Fallon has tweeted an apology to Bachmann for "the intro mess" during her appearance earlier in the week. But Bachmann expressed surprise that the TV network hasn't apologized or disciplined the show's Roots band.
"This is clearly a form of bias on the part of the Hollywood entertainment elite," Bachmann said. She added, "This wouldn't be tolerated if this was Michelle Obama. It shouldn't be tolerated if it's a conservative woman either."
One of Bachmann's congressional colleagues, New York Democrat Nita Lowey, had called on NBC to apologize for its "insulting and inappropriate" treatment of its guest.

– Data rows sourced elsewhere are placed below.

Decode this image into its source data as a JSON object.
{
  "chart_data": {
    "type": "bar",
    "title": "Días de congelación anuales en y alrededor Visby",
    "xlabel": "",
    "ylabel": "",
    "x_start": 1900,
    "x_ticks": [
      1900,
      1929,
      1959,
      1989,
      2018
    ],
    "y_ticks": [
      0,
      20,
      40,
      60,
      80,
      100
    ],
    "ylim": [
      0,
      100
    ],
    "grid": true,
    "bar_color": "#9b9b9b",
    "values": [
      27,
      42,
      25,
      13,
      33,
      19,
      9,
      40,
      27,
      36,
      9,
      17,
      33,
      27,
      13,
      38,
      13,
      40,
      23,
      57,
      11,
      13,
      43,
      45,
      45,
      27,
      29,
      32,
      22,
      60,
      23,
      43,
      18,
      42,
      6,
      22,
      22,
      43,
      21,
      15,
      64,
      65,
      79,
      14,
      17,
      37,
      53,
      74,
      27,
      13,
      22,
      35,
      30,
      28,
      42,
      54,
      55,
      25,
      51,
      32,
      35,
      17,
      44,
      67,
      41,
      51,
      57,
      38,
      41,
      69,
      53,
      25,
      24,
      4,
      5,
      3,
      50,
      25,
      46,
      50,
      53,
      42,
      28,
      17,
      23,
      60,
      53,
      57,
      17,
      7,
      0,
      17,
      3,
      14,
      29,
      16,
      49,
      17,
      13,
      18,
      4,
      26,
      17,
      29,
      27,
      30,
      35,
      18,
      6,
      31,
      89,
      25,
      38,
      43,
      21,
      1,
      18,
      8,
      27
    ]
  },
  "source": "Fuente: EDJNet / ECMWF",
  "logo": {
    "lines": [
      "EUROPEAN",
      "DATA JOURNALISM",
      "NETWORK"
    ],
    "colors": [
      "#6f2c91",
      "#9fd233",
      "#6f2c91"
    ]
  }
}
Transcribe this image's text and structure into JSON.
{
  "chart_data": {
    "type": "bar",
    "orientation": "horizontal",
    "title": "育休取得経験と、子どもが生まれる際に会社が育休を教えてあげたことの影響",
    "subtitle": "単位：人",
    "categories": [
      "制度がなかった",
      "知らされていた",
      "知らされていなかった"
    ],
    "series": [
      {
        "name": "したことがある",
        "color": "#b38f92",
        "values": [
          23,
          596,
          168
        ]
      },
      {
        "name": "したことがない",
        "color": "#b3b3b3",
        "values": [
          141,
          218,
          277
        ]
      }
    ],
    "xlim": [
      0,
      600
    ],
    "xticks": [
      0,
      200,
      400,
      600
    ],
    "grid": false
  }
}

An NBC spokeswoman didn't immediately return a phone message from The Associated Press.
The song begins with a distinctive "la la la la la la la la la" refrain — the only words audible before Bachmann, smiling and waving to the audience, sat down.
The song itself, about a relationship gone wrong, isn't political. Among its cleanest lyrics: "She always says she needs you, but you know she really don't care."
"Aight late night walkon song devotees: you love it when we snark: this next one takes the cake. ask around cause i aint tweeting title," tweeted Roots' cofounder Questlove.
The Roots frequently make sly, often obscure, song choices as Fallon's guests are introduced.
When Fox Business Network's Lou Dobbs came out, they played part of Genesis' "Illegal Alien," a reference to Dobbs' frequent commentaries on the topic. Current TV host Keith Olbermann, formerly of MSNBC, heard part of Klymaxx's "I Miss You." Kathie Lee Gifford was saluted with UB40's "Red Red Wine," a reference to the drink she often shares on-air with "Today" co-host Hoda Kotb.